Peer review process
Revised: This Reviewed Preprint has been revised by the authors in response to the previous round of peer review; the eLife assessment and the public reviews have been updated where necessary by the editors and peer reviewers.
Read more about eLife’s peer review process.Editors
- Reviewing EditorJason LerchUniversity of Oxford, Oxford, United Kingdom
- Senior EditorLu ChenStanford University, Stanford, United States of America
Reviewer #1 (Public review):
[Editors' note: this version has been assessed by the Reviewing Editor without further input from the original reviewers. The authors have addressed the comments raised in the previous round of review.]
Summary:
Kashiwagi et al. undertook a population analysis of dendritic spine nanostructure applied to the objective grouping of 8 mouse models of neuropsychiatric disorders. They report that spine morphology in cultured hippocampal neurons shows a higher similarity among schizophrenia mouse models (compared with autism spectrum disorder (ASD) mouse models) and identify an effect of Ecrg4 (encoding small secretory peptides) on spine dynamics and shape in these models.
Strengths:
The study developed a method for objectively comparing spine properties in primary hippocampal neuron cultures from 8 mouse models of psychiatric disorders at the population level using high-resolution structured illumination microscopy (SIM) imaging. This novel technique identified two distinct groups of mouse models according to the population-level spine properties: those with ASD-related gene mutations and those with schizophrenia-related gene mutations. Functional studies, including gene knockdown and overexpression experiments, identified an effect of Ecrg4 on the spine phenotype of the schizophrenia model mice.
Weaknesses:
The main weakness is that the study is wholly in vitro, using cultured hippocampal neurons. The authors present this as an advantage, however, arguing that spine morphology as measured in a reduced culture system can demonstrate direct effects of gene mutations on neuronal phenotypes in the absence of indirect influences from nonneuronal cells or specific environments.
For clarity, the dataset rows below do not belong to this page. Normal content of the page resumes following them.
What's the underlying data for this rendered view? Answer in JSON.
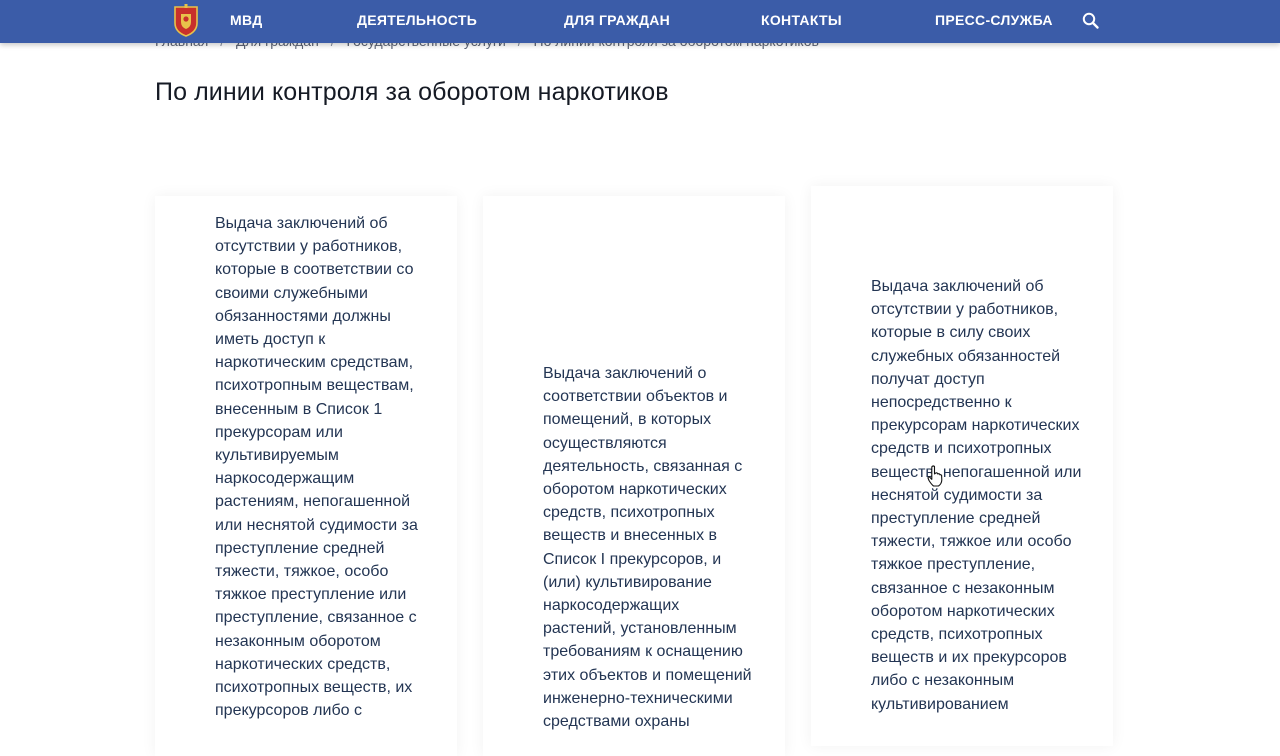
{
  "header": {
    "logo_icon": "coat-of-arms-emblem",
    "nav": [
      {
        "label": "МВД"
      },
      {
        "label": "ДЕЯТЕЛЬНОСТЬ"
      },
      {
        "label": "ДЛЯ ГРАЖДАН"
      },
      {
        "label": "КОНТАКТЫ"
      },
      {
        "label": "ПРЕСС-СЛУЖБА"
      }
    ],
    "search_icon": "search-icon",
    "background_color": "#3b5ca8"
  },
  "breadcrumb": [
    "Главная",
    "Для граждан",
    "Государственные услуги",
    "По линии контроля за оборотом наркотиков"
  ],
  "breadcrumb_separator": "/",
  "page_title": "По линии контроля за оборотом наркотиков",
  "cards": [
    {
      "text": "Выдача заключений об\nотсутствии у работников,\nкоторые в соответствии со\nсвоими служебными\nобязанностями должны\nиметь доступ к\nнаркотическим средствам,\nпсихотропным веществам,\nвнесенным в Список 1\nпрекурсорам или\nкультивируемым\nнаркосодержащим\nрастениям, непогашенной\nили неснятой судимости за\nпреступление средней\nтяжести, тяжкое, особо\nтяжкое преступление или\nпреступление, связанное с\nнезаконным оборотом\nнаркотических средств,\nпсихотропных веществ, их\nпрекурсоров либо с"
    },
    {
      "text": "Выдача заключений о\nсоответствии объектов и\nпомещений, в которых\nосуществляются\nдеятельность, связанная с\nоборотом наркотических\nсредств, психотропных\nвеществ и внесенных в\nСписок I прекурсоров, и\n(или) культивирование\nнаркосодержащих\nрастений, установленным\nтребованиям к оснащению\nэтих объектов и помещений\nинженерно-техническими\nсредствами охраны"
    },
    {
      "text": "Выдача заключений об\nотсутствии у работников,\nкоторые в силу своих\nслужебных обязанностей\nполучат доступ\nнепосредственно к\nпрекурсорам наркотических\nсредств и психотропных\nвеществ, непогашенной или\nнеснятой судимости за\nпреступление средней\nтяжести, тяжкое или особо\nтяжкое преступление,\nсвязанное с незаконным\nоборотом наркотических\nсредств, психотропных\nвеществ и их прекурсоров\nлибо с незаконным\nкультивированием"
    }
  ],
  "cursor_icon": "hand-pointer-cursor-icon"
}
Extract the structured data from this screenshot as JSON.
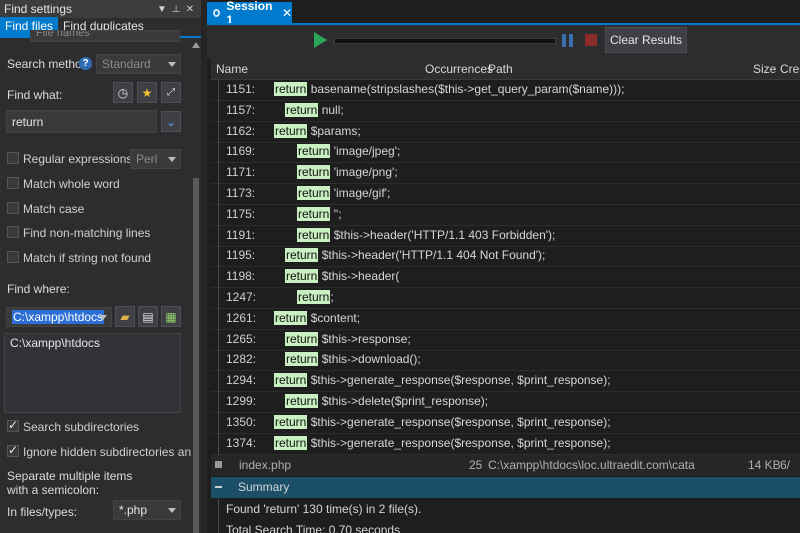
{
  "panel": {
    "title": "Find settings",
    "tabs": [
      "Find files",
      "Find duplicates"
    ],
    "partial_top": "File names",
    "search_method_label": "Search method:",
    "search_method_value": "Standard",
    "find_what_label": "Find what:",
    "find_what_value": "return",
    "options": [
      {
        "label": "Regular expressions:",
        "checked": false
      },
      {
        "label": "Match whole word",
        "checked": false
      },
      {
        "label": "Match case",
        "checked": false
      },
      {
        "label": "Find non-matching lines",
        "checked": false
      },
      {
        "label": "Match if string not found",
        "checked": false
      }
    ],
    "regex_engine": "Perl",
    "find_where_label": "Find where:",
    "find_where_value": "C:\\xampp\\htdocs",
    "find_where_list": "C:\\xampp\\htdocs",
    "search_subdirs": "Search subdirectories",
    "ignore_hidden": "Ignore hidden subdirectories and files",
    "separate_note": "Separate multiple items with a semicolon:",
    "in_files_label": "In files/types:",
    "in_files_value": "*.php"
  },
  "session": {
    "tab_label": "Session 1",
    "clear_button": "Clear Results"
  },
  "columns": [
    "Name",
    "Occurrences",
    "Path",
    "Size",
    "Crea"
  ],
  "results": [
    {
      "line": "1151:",
      "indent": 1,
      "kw": "return",
      "rest": " basename(stripslashes($this->get_query_param($name)));"
    },
    {
      "line": "1157:",
      "indent": 2,
      "kw": "return",
      "rest": " null;"
    },
    {
      "line": "1162:",
      "indent": 1,
      "kw": "return",
      "rest": " $params;"
    },
    {
      "line": "1169:",
      "indent": 3,
      "kw": "return",
      "rest": " 'image/jpeg';"
    },
    {
      "line": "1171:",
      "indent": 3,
      "kw": "return",
      "rest": " 'image/png';"
    },
    {
      "line": "1173:",
      "indent": 3,
      "kw": "return",
      "rest": " 'image/gif';"
    },
    {
      "line": "1175:",
      "indent": 3,
      "kw": "return",
      "rest": " '';"
    },
    {
      "line": "1191:",
      "indent": 3,
      "kw": "return",
      "rest": " $this->header('HTTP/1.1 403 Forbidden');"
    },
    {
      "line": "1195:",
      "indent": 2,
      "kw": "return",
      "rest": " $this->header('HTTP/1.1 404 Not Found');"
    },
    {
      "line": "1198:",
      "indent": 2,
      "kw": "return",
      "rest": " $this->header("
    },
    {
      "line": "1247:",
      "indent": 3,
      "kw": "return",
      "rest": ";"
    },
    {
      "line": "1261:",
      "indent": 1,
      "kw": "return",
      "rest": " $content;"
    },
    {
      "line": "1265:",
      "indent": 2,
      "kw": "return",
      "rest": " $this->response;"
    },
    {
      "line": "1282:",
      "indent": 2,
      "kw": "return",
      "rest": " $this->download();"
    },
    {
      "line": "1294:",
      "indent": 1,
      "kw": "return",
      "rest": " $this->generate_response($response, $print_response);"
    },
    {
      "line": "1299:",
      "indent": 2,
      "kw": "return",
      "rest": " $this->delete($print_response);"
    },
    {
      "line": "1350:",
      "indent": 1,
      "kw": "return",
      "rest": " $this->generate_response($response, $print_response);"
    },
    {
      "line": "1374:",
      "indent": 1,
      "kw": "return",
      "rest": " $this->generate_response($response, $print_response);"
    }
  ],
  "file_row": {
    "name": "index.php",
    "occurrences": "25",
    "path": "C:\\xampp\\htdocs\\loc.ultraedit.com\\catalog\\c",
    "size": "14 KB",
    "created": "6/"
  },
  "summary": {
    "label": "Summary",
    "found": "Found 'return' 130 time(s) in 2 file(s).",
    "time": "Total Search Time: 0.70 seconds"
  }
}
Reviewer #2 (Public review):
Okabe and colleagues build on a super-resolution-based technique they have previously developed in cultured hippocampal neurons, improving the pipeline and using it to analyze spine nanostructure differences across 8 different mouse lines with mutations in autism or schizophrenia (Sz) risk genes/pathways. It is a worthy goal to try to use multiple models to examine potential convergent (or not) phenotypes, and the authors have made a good selection of models. They identify some key differences between the autism versus the Sz risk gene models, primarily that dendritic spines are smaller in Sz models and (mostly) larger in autism risk gene models. They then focus on three models (2 Sz - 22q11.2 deletion, Setd1a; 1 ASD - Nlgn3) for timelapse imaging of spine dynamics, and together with computational modelling provide a mechanistic rationale for the smaller spines in Sz risk models. Bulk RNA sequencing of all 8 model cultures identifies several differentially expressed genes which they go on to test in cultures, finding that ecgr4 is upregulated in several Sz models and its misexpression recapitulates spine dynamics changes seen in the Sz mutants, while knockdown rescues spine dynamics changes in the Sz mutants. Overall, these have the potential to be very interesting findings and useful for the field.